「出戻らせていただくことになりました。短い期間ですが、他人の飯を食べて、この会社の良さが実感できた気がしています。新たな気持ちで頑張りますのでよろしくお願いいたします」

 あの強気な態度はどこに行ったのか?「Kさん変わったね」とその変化に誰もが戸惑う状況。この謙虚さは、果たして続くのでしょうか?
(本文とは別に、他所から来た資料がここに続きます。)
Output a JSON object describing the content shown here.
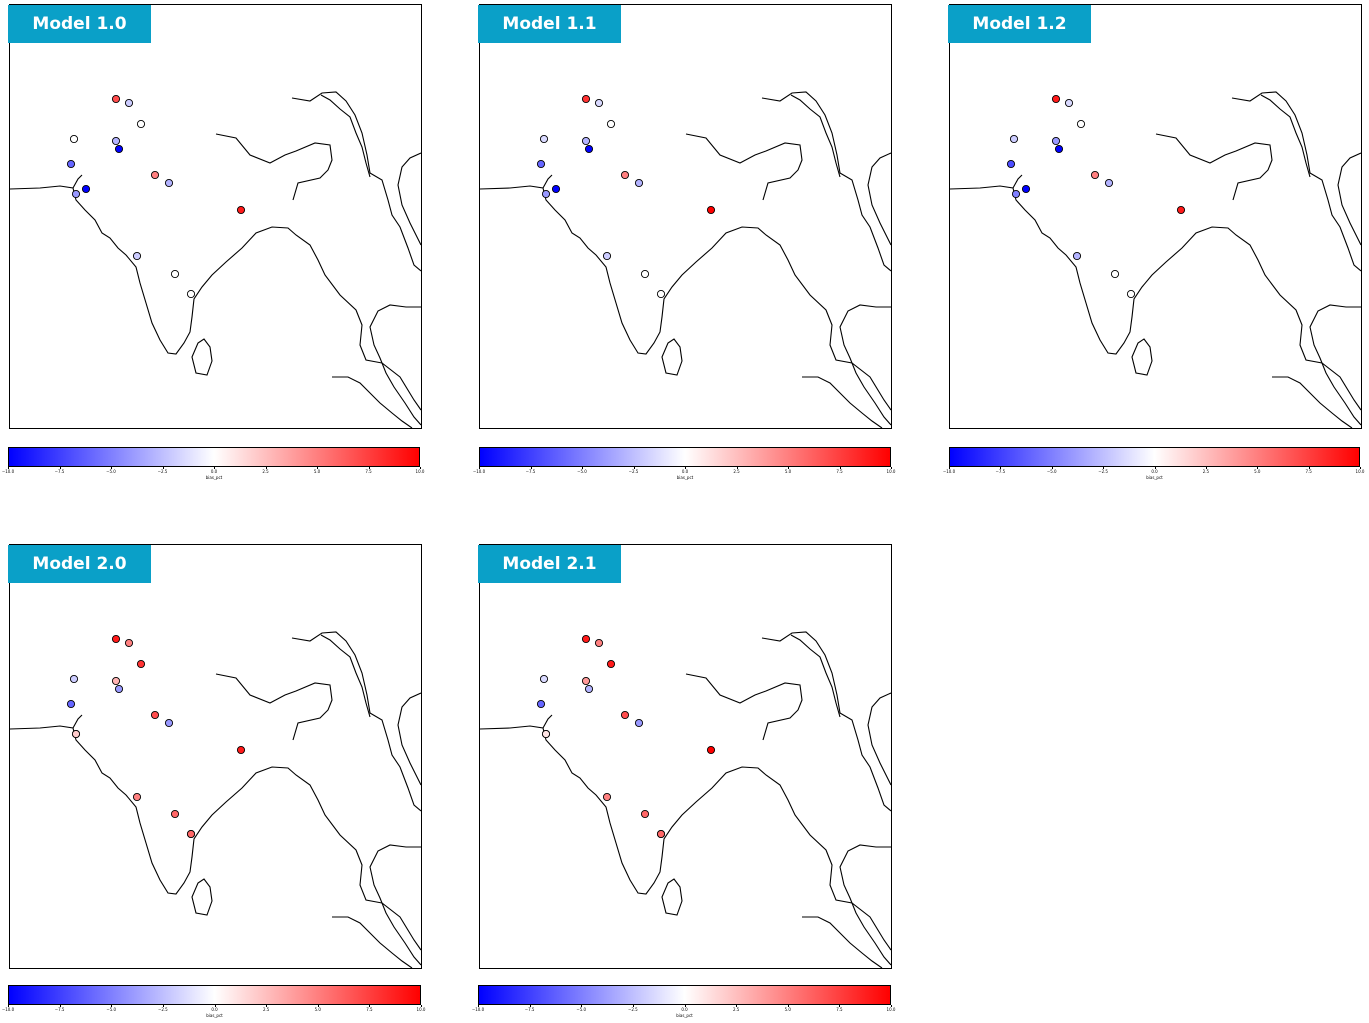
{
  "colors": {
    "badge_bg": "#0aa0c8",
    "badge_text": "#ffffff",
    "cmap_low": "#0000ff",
    "cmap_mid": "#ffffff",
    "cmap_high": "#ff0000"
  },
  "chart_data": [
    {
      "type": "scatter",
      "title": "Model 1.0",
      "colorbar": {
        "label": "bias_pct",
        "range": [
          -10.0,
          10.0
        ],
        "ticks": [
          "−10.0",
          "−7.5",
          "−5.0",
          "−2.5",
          "0.0",
          "2.5",
          "5.0",
          "7.5",
          "10.0"
        ]
      },
      "points": [
        {
          "id": "s1",
          "bias": 7
        },
        {
          "id": "s2",
          "bias": -2
        },
        {
          "id": "s3",
          "bias": 0
        },
        {
          "id": "s4",
          "bias": 0
        },
        {
          "id": "s5",
          "bias": -3
        },
        {
          "id": "s6",
          "bias": -10
        },
        {
          "id": "s7",
          "bias": -6
        },
        {
          "id": "s8",
          "bias": 5
        },
        {
          "id": "s9",
          "bias": -3
        },
        {
          "id": "s10",
          "bias": -4
        },
        {
          "id": "s11",
          "bias": -10
        },
        {
          "id": "s12",
          "bias": 9
        },
        {
          "id": "s13",
          "bias": -2
        },
        {
          "id": "s14",
          "bias": 0
        },
        {
          "id": "s15",
          "bias": 0
        }
      ]
    },
    {
      "type": "scatter",
      "title": "Model 1.1",
      "colorbar": {
        "label": "bias_pct",
        "range": [
          -10.0,
          10.0
        ],
        "ticks": [
          "−10.0",
          "−7.5",
          "−5.0",
          "−2.5",
          "0.0",
          "2.5",
          "5.0",
          "7.5",
          "10.0"
        ]
      },
      "points": [
        {
          "id": "s1",
          "bias": 8
        },
        {
          "id": "s2",
          "bias": -1.5
        },
        {
          "id": "s3",
          "bias": 0
        },
        {
          "id": "s4",
          "bias": -1.5
        },
        {
          "id": "s5",
          "bias": -3
        },
        {
          "id": "s6",
          "bias": -10
        },
        {
          "id": "s7",
          "bias": -6
        },
        {
          "id": "s8",
          "bias": 5
        },
        {
          "id": "s9",
          "bias": -3
        },
        {
          "id": "s10",
          "bias": -4
        },
        {
          "id": "s11",
          "bias": -10
        },
        {
          "id": "s12",
          "bias": 10
        },
        {
          "id": "s13",
          "bias": -2
        },
        {
          "id": "s14",
          "bias": 0
        },
        {
          "id": "s15",
          "bias": 0
        }
      ]
    },
    {
      "type": "scatter",
      "title": "Model 1.2",
      "colorbar": {
        "label": "bias_pct",
        "range": [
          -10.0,
          10.0
        ],
        "ticks": [
          "−10.0",
          "−7.5",
          "−5.0",
          "−2.5",
          "0.0",
          "2.5",
          "5.0",
          "7.5",
          "10.0"
        ]
      },
      "points": [
        {
          "id": "s1",
          "bias": 9
        },
        {
          "id": "s2",
          "bias": -1.5
        },
        {
          "id": "s3",
          "bias": 0
        },
        {
          "id": "s4",
          "bias": -2
        },
        {
          "id": "s5",
          "bias": -4
        },
        {
          "id": "s6",
          "bias": -10
        },
        {
          "id": "s7",
          "bias": -7
        },
        {
          "id": "s8",
          "bias": 5
        },
        {
          "id": "s9",
          "bias": -3
        },
        {
          "id": "s10",
          "bias": -5
        },
        {
          "id": "s11",
          "bias": -10
        },
        {
          "id": "s12",
          "bias": 9
        },
        {
          "id": "s13",
          "bias": -3
        },
        {
          "id": "s14",
          "bias": 0
        },
        {
          "id": "s15",
          "bias": 0
        }
      ]
    },
    {
      "type": "scatter",
      "title": "Model 2.0",
      "colorbar": {
        "label": "bias_pct",
        "range": [
          -10.0,
          10.0
        ],
        "ticks": [
          "−10.0",
          "−7.5",
          "−5.0",
          "−2.5",
          "0.0",
          "2.5",
          "5.0",
          "7.5",
          "10.0"
        ]
      },
      "points": [
        {
          "id": "s1",
          "bias": 9
        },
        {
          "id": "s2",
          "bias": 5
        },
        {
          "id": "s3",
          "bias": 8
        },
        {
          "id": "s4",
          "bias": -2
        },
        {
          "id": "s5",
          "bias": 3
        },
        {
          "id": "s6",
          "bias": -4
        },
        {
          "id": "s7",
          "bias": -6
        },
        {
          "id": "s8",
          "bias": 7
        },
        {
          "id": "s9",
          "bias": -4
        },
        {
          "id": "s10",
          "bias": -5
        },
        {
          "id": "s11",
          "bias": 2
        },
        {
          "id": "s12",
          "bias": 9
        },
        {
          "id": "s13",
          "bias": 5
        },
        {
          "id": "s14",
          "bias": 6
        },
        {
          "id": "s15",
          "bias": 7
        },
        {
          "id": "s16",
          "bias": 6
        }
      ]
    },
    {
      "type": "scatter",
      "title": "Model 2.1",
      "colorbar": {
        "label": "bias_pct",
        "range": [
          -10.0,
          10.0
        ],
        "ticks": [
          "−10.0",
          "−7.5",
          "−5.0",
          "−2.5",
          "0.0",
          "2.5",
          "5.0",
          "7.5",
          "10.0"
        ]
      },
      "points": [
        {
          "id": "s1",
          "bias": 9
        },
        {
          "id": "s2",
          "bias": 5
        },
        {
          "id": "s3",
          "bias": 9
        },
        {
          "id": "s4",
          "bias": -1.5
        },
        {
          "id": "s5",
          "bias": 4
        },
        {
          "id": "s6",
          "bias": -3
        },
        {
          "id": "s7",
          "bias": -6
        },
        {
          "id": "s8",
          "bias": 7
        },
        {
          "id": "s9",
          "bias": -4
        },
        {
          "id": "s10",
          "bias": -5
        },
        {
          "id": "s11",
          "bias": 1
        },
        {
          "id": "s12",
          "bias": 10
        },
        {
          "id": "s13",
          "bias": 5
        },
        {
          "id": "s14",
          "bias": 6
        },
        {
          "id": "s15",
          "bias": 5
        },
        {
          "id": "s16",
          "bias": 6
        }
      ]
    }
  ]
}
 ちなみに、最近は社員の出戻りを認める会社が増えているようです。なかには社員の1割が出戻りという驚くべき会社もあります。まさに隣の芝生が青くみえたけど……青くはなかった、という現実が出戻りを決意させるのでしょう。

 ただ、会社を辞めるときの辞め方が悪ければ、決して出戻ることはできません。取材したあるシステム関連企業の人事部によると、

・仕事をほったらかして辞めた
・辞めた後に前職の悪口を言っている

 というこんな社員には出戻りなど許されません。立つ鳥跡を濁さずの姿勢があれば、出戻りを受け入れる職場も寛容になれるもの。ちなみにKさんのように、啖呵を切って退職した後の出戻りは少々、気まずい状況であるかもしれません。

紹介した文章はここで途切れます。